Onder gezegend wordt hier degene verstaan die ten aanzien van de geest in de hemel is; en dus, terwijl hij in de wereld leeft, in gemeenschap met de hemelse engelen is; deze immers is ten aanzien van de geest in de hemel; onder de woorden der profetie wordt niet iets anders verstaan dan de Leer van het Nieuwe Jeruzalem, want met de profeet wordt in de abstracte zin de Leer van de Kerk vanuit het Woord aangeduid, hier dus de Leer van de Nieuwe Kerk, namelijk het Nieuwe Jeruzalem; iets eenders met de profetie: met lezen, horen en bewaren de dingen die daarin geschreven zijn, wordt aangeduid die Leer willen weten en letten op de dingen die daar zijn en de dingen die daarin staan, doen, kortom die Leer leven; dat niet gezegend zijn diegenen die alleen maar lezen, horen en bewaren of in het geheugen vasthouden de dingen die door Johannes werden gezien, is duidelijk, zie nr. 944.

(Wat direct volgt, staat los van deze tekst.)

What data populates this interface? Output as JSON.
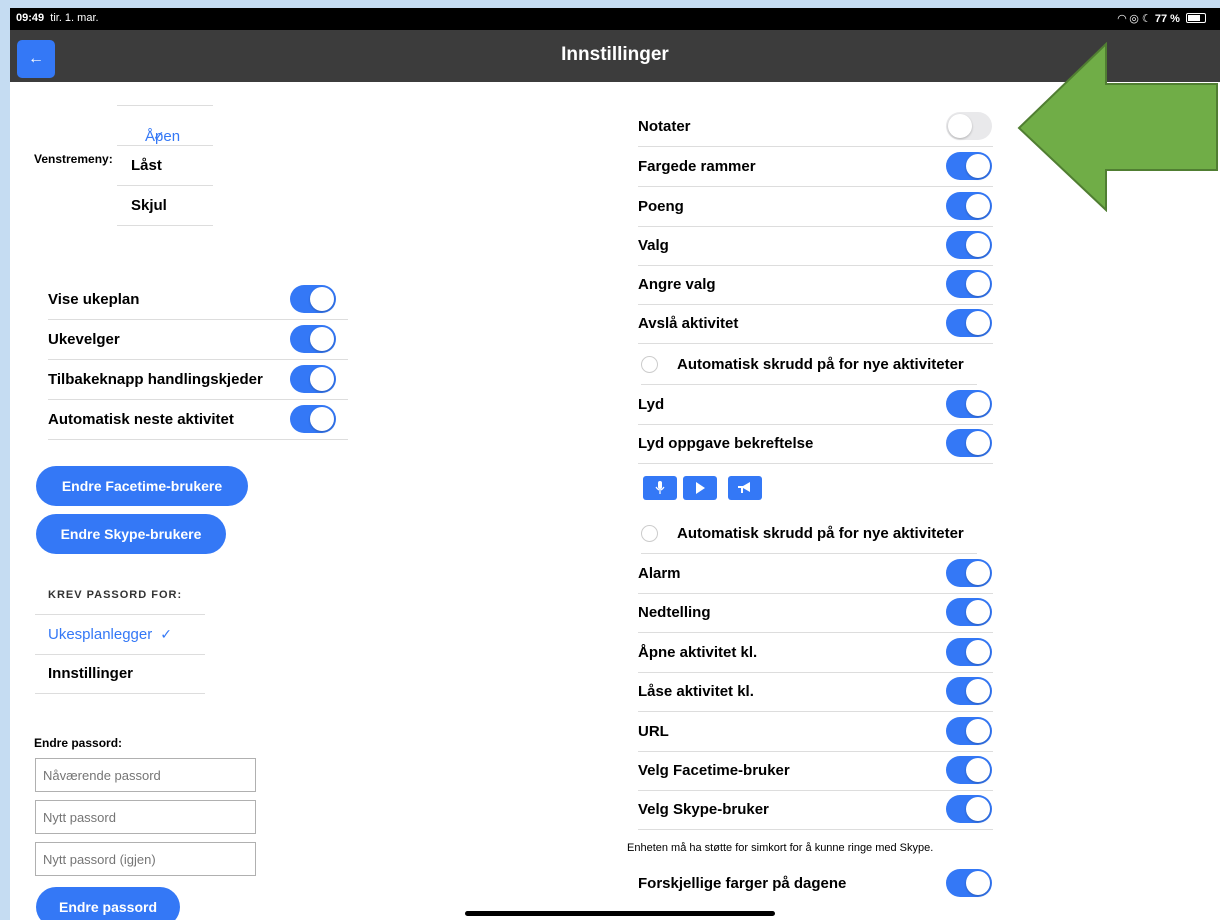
{
  "status": {
    "time": "09:49",
    "date": "tir. 1. mar.",
    "battery": "77 %"
  },
  "nav": {
    "title": "Innstillinger",
    "back_icon": "←"
  },
  "left_menu": {
    "label": "Venstremeny:",
    "options": [
      {
        "label": "Åpen",
        "selected": true
      },
      {
        "label": "Låst",
        "selected": false
      },
      {
        "label": "Skjul",
        "selected": false
      }
    ]
  },
  "left_toggles": [
    {
      "label": "Vise ukeplan",
      "on": true
    },
    {
      "label": "Ukevelger",
      "on": true
    },
    {
      "label": "Tilbakeknapp handlingskjeder",
      "on": true
    },
    {
      "label": "Automatisk neste aktivitet",
      "on": true
    }
  ],
  "buttons": {
    "facetime": "Endre Facetime-brukere",
    "skype": "Endre Skype-brukere",
    "change_password": "Endre passord"
  },
  "password_required": {
    "header": "KREV PASSORD FOR:",
    "options": [
      {
        "label": "Ukesplanlegger",
        "selected": true
      },
      {
        "label": "Innstillinger",
        "selected": false
      }
    ]
  },
  "change_password": {
    "label": "Endre passord:",
    "current_placeholder": "Nåværende passord",
    "new_placeholder": "Nytt passord",
    "repeat_placeholder": "Nytt passord (igjen)"
  },
  "right_toggles_a": [
    {
      "label": "Notater",
      "on": false
    },
    {
      "label": "Fargede rammer",
      "on": true
    },
    {
      "label": "Poeng",
      "on": true
    },
    {
      "label": "Valg",
      "on": true
    },
    {
      "label": "Angre valg",
      "on": true
    },
    {
      "label": "Avslå aktivitet",
      "on": true
    }
  ],
  "auto_dress_1": "Automatisk skrudd på for nye aktiviteter",
  "right_toggles_b": [
    {
      "label": "Lyd",
      "on": true
    },
    {
      "label": "Lyd oppgave bekreftelse",
      "on": true
    }
  ],
  "media_icons": [
    "microphone-icon",
    "play-icon",
    "megaphone-icon"
  ],
  "auto_dress_2": "Automatisk skrudd på for nye aktiviteter",
  "right_toggles_c": [
    {
      "label": "Alarm",
      "on": true
    },
    {
      "label": "Nedtelling",
      "on": true
    },
    {
      "label": "Åpne aktivitet kl.",
      "on": true
    },
    {
      "label": "Låse aktivitet kl.",
      "on": true
    },
    {
      "label": "URL",
      "on": true
    },
    {
      "label": "Velg Facetime-bruker",
      "on": true
    },
    {
      "label": "Velg Skype-bruker",
      "on": true
    }
  ],
  "skype_note": "Enheten må ha støtte for simkort for å kunne ringe med Skype.",
  "right_toggles_d": [
    {
      "label": "Forskjellige farger på dagene",
      "on": true
    }
  ],
  "annotation": {
    "arrow_color": "#70ad47",
    "arrow_stroke": "#507e32"
  }
}
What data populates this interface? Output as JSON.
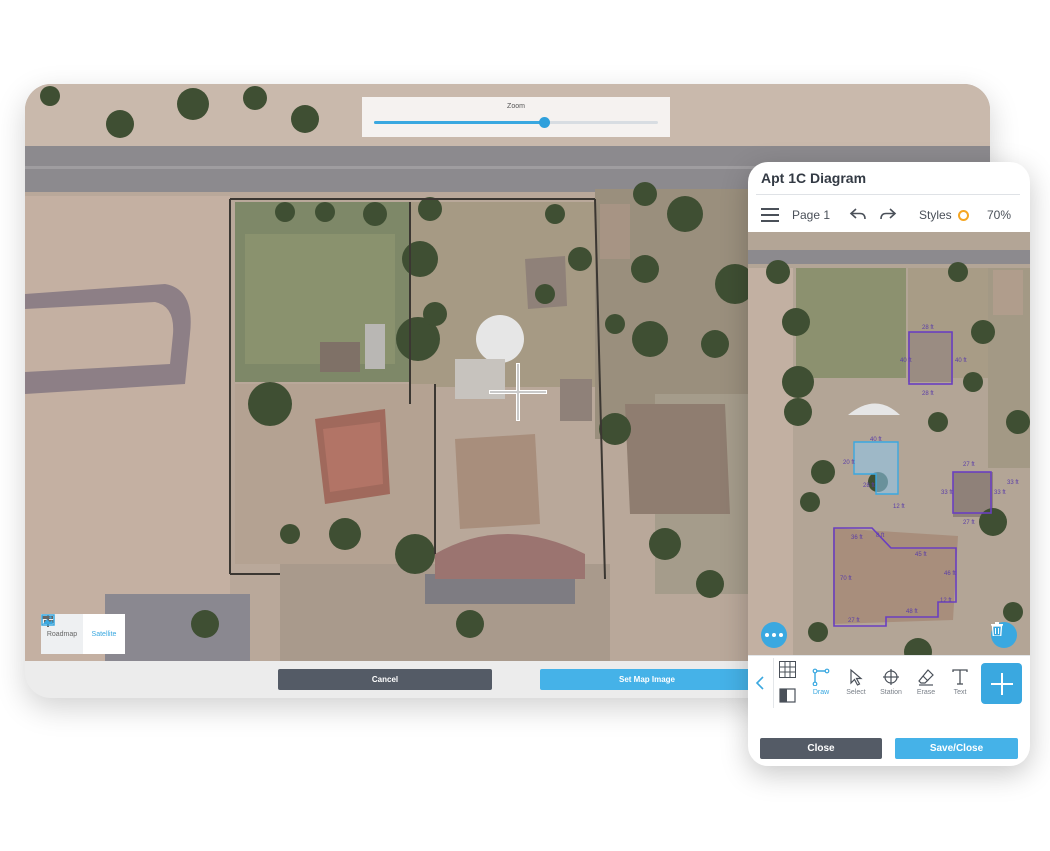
{
  "map_picker": {
    "zoom": {
      "label": "Zoom",
      "level_fraction": 0.6
    },
    "map_types": [
      {
        "label": "Roadmap",
        "icon": "signpost-icon",
        "selected": false
      },
      {
        "label": "Satellite",
        "icon": "image-icon",
        "selected": true
      }
    ],
    "cancel_label": "Cancel",
    "set_map_image_label": "Set Map Image"
  },
  "editor": {
    "title": "Apt 1C Diagram",
    "page_label": "Page 1",
    "styles_label": "Styles",
    "zoom_percent": "70%",
    "style_color": "#f5a623",
    "accent_color": "#3aa8e0",
    "outline_color": "#6a3fc0",
    "dimensions": {
      "top_structure": [
        "28 ft",
        "40 ft",
        "40 ft",
        "28 ft"
      ],
      "pool": [
        "40 ft",
        "20 ft",
        "28 ft",
        "12 ft"
      ],
      "garage": [
        "27 ft",
        "33 ft",
        "33 ft",
        "27 ft",
        "33 ft"
      ],
      "house": [
        "36 ft",
        "8 ft",
        "45 ft",
        "46 ft",
        "70 ft",
        "12 ft",
        "48 ft",
        "27 ft"
      ]
    },
    "tools": [
      {
        "label": "Draw",
        "icon": "draw-line-icon",
        "active": true
      },
      {
        "label": "Select",
        "icon": "cursor-icon",
        "active": false
      },
      {
        "label": "Station",
        "icon": "crosshair-icon",
        "active": false
      },
      {
        "label": "Erase",
        "icon": "eraser-icon",
        "active": false
      },
      {
        "label": "Text",
        "icon": "text-icon",
        "active": false
      }
    ],
    "close_label": "Close",
    "save_close_label": "Save/Close"
  }
}
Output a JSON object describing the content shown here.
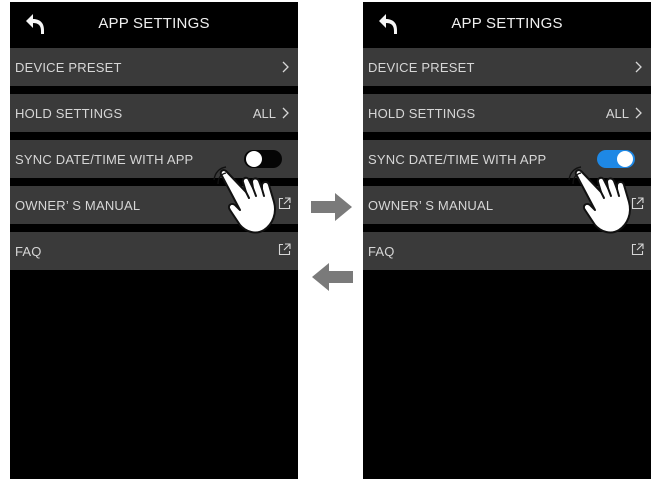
{
  "screens": {
    "left": {
      "title": "APP SETTINGS",
      "items": [
        {
          "label": "DEVICE PRESET",
          "value": "",
          "trailing": "chevron"
        },
        {
          "label": "HOLD SETTINGS",
          "value": "ALL",
          "trailing": "chevron"
        },
        {
          "label": "SYNC DATE/TIME WITH APP",
          "value": "",
          "trailing": "toggle",
          "toggle_on": false
        },
        {
          "label": "OWNER’ S MANUAL",
          "value": "",
          "trailing": "external-link"
        },
        {
          "label": "FAQ",
          "value": "",
          "trailing": "external-link"
        }
      ]
    },
    "right": {
      "title": "APP SETTINGS",
      "items": [
        {
          "label": "DEVICE PRESET",
          "value": "",
          "trailing": "chevron"
        },
        {
          "label": "HOLD SETTINGS",
          "value": "ALL",
          "trailing": "chevron"
        },
        {
          "label": "SYNC DATE/TIME WITH APP",
          "value": "",
          "trailing": "toggle",
          "toggle_on": true
        },
        {
          "label": "OWNER’ S MANUAL",
          "value": "",
          "trailing": "external-link"
        },
        {
          "label": "FAQ",
          "value": "",
          "trailing": "external-link"
        }
      ]
    }
  },
  "colors": {
    "background": "#000000",
    "row": "#3a3a3a",
    "text": "#d6d6d6",
    "toggle_on": "#1e88e5",
    "arrow": "#7a7a7a"
  },
  "icons": {
    "back": "back-arrow-icon",
    "chevron": "chevron-right-icon",
    "external": "external-link-icon",
    "hand": "hand-pointer-icon",
    "transition_forward": "arrow-right-icon",
    "transition_back": "arrow-left-icon"
  }
}
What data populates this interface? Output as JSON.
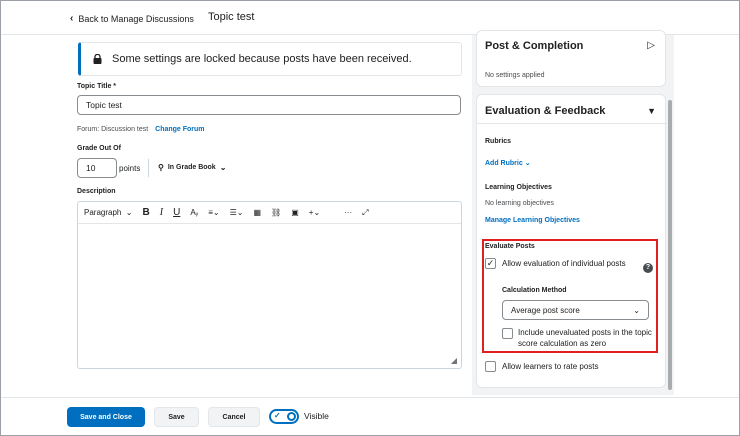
{
  "topbar": {
    "back_label": "Back to Manage Discussions",
    "title": "Topic test"
  },
  "lock_banner": {
    "text": "Some settings are locked because posts have been received."
  },
  "topic_title": {
    "label": "Topic Title *",
    "value": "Topic test"
  },
  "forum": {
    "text": "Forum: Discussion test",
    "change_link": "Change Forum"
  },
  "grade": {
    "label": "Grade Out Of",
    "value": "10",
    "unit": "points",
    "gradebook_label": "In Grade Book"
  },
  "description": {
    "label": "Description",
    "toolbar": {
      "format": "Paragraph",
      "bold": "B",
      "italic": "I",
      "underline": "U",
      "more": "···"
    }
  },
  "post_completion": {
    "title": "Post & Completion",
    "summary": "No settings applied"
  },
  "evaluation": {
    "title": "Evaluation & Feedback",
    "rubrics_label": "Rubrics",
    "add_rubric": "Add Rubric",
    "objectives_label": "Learning Objectives",
    "objectives_empty": "No learning objectives",
    "manage_objectives": "Manage Learning Objectives",
    "evaluate_posts_label": "Evaluate Posts",
    "allow_eval_label": "Allow evaluation of individual posts",
    "calc_method_label": "Calculation Method",
    "calc_method_value": "Average post score",
    "include_unevaluated_label": "Include unevaluated posts in the topic score calculation as zero",
    "allow_rate_label": "Allow learners to rate posts"
  },
  "footer": {
    "save_close": "Save and Close",
    "save": "Save",
    "cancel": "Cancel",
    "visible_label": "Visible"
  }
}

Dat met de profeet de Leer van de Kerk vanuit het Woord wordt aangeduid en iets eenders met de profetie, is omdat het Woord is geschreven door profeten en in de hemel wordt de persoon beschouwd vanuit datgene wat van zijn ambt en functie is; vanuit dat wordt ook elke mens, geest en engel daar een naam gegeven; en daarom wordt, wanneer profeet wordt gezegd, omdat diens functie was het Woord te schrijven en te leren, het Woord verstaan ten aanzien van de leer, of de leer vanuit het Woord.

Vandaar is het, dat de Heer, omdat Hij het Woord Zelf is, de Profeet wordt genoemd, (Deuteronomium 18:15-20; Mattheüs 13:57; 21:11; Lukas 13:33).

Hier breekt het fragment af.